Va anche precisato che un lavoro sui libretti non può e non deve avere presunzione di completezza ed esaustività per il semplice fatto che il libretto, conservato nelle biblioteche spesso in esecuzione di disposizioni normative, che cominciavano a tutelare il diritto di autore può, nella migliore delle ipotesi, rivelare al melomane, allo studioso, al curioso che cosa in quell’occasione avrebbe potuto essere eseguito, compreso di tagli (spesso virgolettati) di eventuali inserimenti di pagine di altre opere oppure predisposti ad hoc. A nostro avviso è un principio di lavoro non è un punto di arrivo perché il libretto non ci rivela un’altra cosa essenziale ovvero gli eventuali trasporti ed accomodi che in quella sede furono eseguiti. Gli accomodi i trasporti erano essenziali ed irrinunciabili in un’epoca in cui le parto erano sempre scritte ad personam e che venivano proposte spesso con cantanti dalla caratteristiche differenti dal primo esecutore.

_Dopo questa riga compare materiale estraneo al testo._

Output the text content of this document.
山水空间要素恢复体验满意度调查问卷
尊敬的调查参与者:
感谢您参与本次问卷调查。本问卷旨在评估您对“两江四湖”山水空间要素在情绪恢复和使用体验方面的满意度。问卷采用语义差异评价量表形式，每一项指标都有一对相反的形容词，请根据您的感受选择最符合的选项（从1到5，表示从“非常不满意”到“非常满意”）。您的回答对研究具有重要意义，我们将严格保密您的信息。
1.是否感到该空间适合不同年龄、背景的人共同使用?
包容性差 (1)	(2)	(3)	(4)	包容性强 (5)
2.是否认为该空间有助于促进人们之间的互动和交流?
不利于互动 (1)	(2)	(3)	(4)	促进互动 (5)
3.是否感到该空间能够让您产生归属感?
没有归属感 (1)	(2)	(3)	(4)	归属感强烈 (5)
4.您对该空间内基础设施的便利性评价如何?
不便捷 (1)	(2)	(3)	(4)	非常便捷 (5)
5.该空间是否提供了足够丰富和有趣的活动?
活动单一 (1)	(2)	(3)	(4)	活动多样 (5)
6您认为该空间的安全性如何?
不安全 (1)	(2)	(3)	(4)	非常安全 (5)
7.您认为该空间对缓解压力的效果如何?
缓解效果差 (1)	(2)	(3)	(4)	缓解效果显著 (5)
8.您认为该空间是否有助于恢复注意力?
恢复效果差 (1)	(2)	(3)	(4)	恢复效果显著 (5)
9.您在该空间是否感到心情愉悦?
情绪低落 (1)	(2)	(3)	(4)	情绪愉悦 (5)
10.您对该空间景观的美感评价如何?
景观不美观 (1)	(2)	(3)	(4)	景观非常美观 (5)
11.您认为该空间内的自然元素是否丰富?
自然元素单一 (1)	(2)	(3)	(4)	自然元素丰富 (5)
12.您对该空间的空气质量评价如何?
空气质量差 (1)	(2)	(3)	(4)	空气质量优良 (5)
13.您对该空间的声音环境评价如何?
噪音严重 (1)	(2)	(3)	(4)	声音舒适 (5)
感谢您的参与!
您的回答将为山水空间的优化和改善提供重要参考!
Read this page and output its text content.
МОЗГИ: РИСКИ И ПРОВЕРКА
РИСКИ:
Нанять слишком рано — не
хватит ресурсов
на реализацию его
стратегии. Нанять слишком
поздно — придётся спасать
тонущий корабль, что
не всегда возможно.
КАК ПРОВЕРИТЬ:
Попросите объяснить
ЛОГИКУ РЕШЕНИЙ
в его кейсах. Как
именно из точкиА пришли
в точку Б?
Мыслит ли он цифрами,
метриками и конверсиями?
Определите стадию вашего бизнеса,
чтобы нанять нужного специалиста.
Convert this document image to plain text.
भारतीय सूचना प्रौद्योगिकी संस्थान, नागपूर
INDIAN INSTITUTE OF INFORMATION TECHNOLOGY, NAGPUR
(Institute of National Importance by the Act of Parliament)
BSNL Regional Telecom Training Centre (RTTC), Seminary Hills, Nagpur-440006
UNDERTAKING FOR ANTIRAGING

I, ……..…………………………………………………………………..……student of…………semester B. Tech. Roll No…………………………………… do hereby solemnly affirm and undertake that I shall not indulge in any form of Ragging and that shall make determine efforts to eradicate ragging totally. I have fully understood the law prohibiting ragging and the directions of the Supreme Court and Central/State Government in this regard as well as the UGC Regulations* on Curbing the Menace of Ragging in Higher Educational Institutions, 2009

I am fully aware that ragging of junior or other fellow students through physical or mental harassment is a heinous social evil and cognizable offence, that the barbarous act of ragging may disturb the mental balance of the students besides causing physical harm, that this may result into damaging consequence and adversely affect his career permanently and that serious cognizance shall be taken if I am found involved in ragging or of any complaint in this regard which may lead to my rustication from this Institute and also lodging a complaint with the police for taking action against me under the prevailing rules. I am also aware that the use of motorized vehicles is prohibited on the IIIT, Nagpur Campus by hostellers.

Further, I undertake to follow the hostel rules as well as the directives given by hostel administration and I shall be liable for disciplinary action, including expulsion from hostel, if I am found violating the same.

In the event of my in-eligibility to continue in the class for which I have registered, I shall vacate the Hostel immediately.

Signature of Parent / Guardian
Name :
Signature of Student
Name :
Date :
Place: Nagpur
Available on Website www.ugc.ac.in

Questo secondo punto è, a parere sommesso di quelli della Grisi il punto più difficile di questi lavori e dovrebbe rappresentare la nuova frontiera della ricerca filologica. Difficile per un motivo pratico perché gli accomodi e gli aggiusti nascevano talvolta in sede di esecuzione o di prove talvolta ad opera dell’autore, più spesso ad opera di un soggetto differente. Nel caso di Assedio esiste, ed è quasi una costante delle esecuzioni italiane, un accomodo di mano di Donizetti, che nel 1828 inserì per una rappresentazione al Carlo Felice, dove Pamira e Maometto erano due grandi nomi quali Antonio Tamburini ed Adelaide Tosi; non è la sola, ma è il segno più tangibile della sopravvivenza di un costume molto diffuso cui un musicista quasi famoso come il Donizetti del 1828 si adattava, come molti prima di lui (non escluso Rossini, anzi) si era attenuto.
Spesso puoi accomodi e modifiche erano patrimonio esclusivo di due categorie di persone i copisti che in ogni teatro provvedevano ad effettuare la prima copia dall’autografo o dal testo che veniva fornito al teatro e poi dei cantanti. Nulla è più volatile degli archivi dei teatri che nella più fortunata delle ipotesi non sono catalogate e nella normale distrutti, ma questo difetto è ancor più evidente negli archivi dei cantanti, che seguivano il cantante , che spesso moriva in miseria, dimenticato perché altri nomi ed altri repertori erano in voga o nelle migliori delle ipotesi vedeva i propri spartiti versati in qualche fondo e lì aver sorte identica a quella degli archivi dei teatri.
Comprendiamo che questa strada sia impervia e dai risultati potenzialmente più incerti, che certi, ma lo studio, quello autentico non può accomodarsi sul mito del primo spartito , dello spartito della prima esecuzione, concetto assolutamente idealista e che rappresenta con buona pace di bolsi filologi ed allievi di identica tempra il primo passo per poter restituire al pubblico una credibile ed esauriente immagine di un’epoca. Poi a dimostrare che dubbi e lamentele sopra esposti non sono la regola costante può anche capitare che nelle biblioteche di qualche italico conservatorio in una sala dove si celebra una cantante si trovi uno spartito ad uso del teatro locale di una cantante ben più grande della dedicataria della sala e che, sotto il profilo della conoscenza, ti schiude mondi ed universi insperati.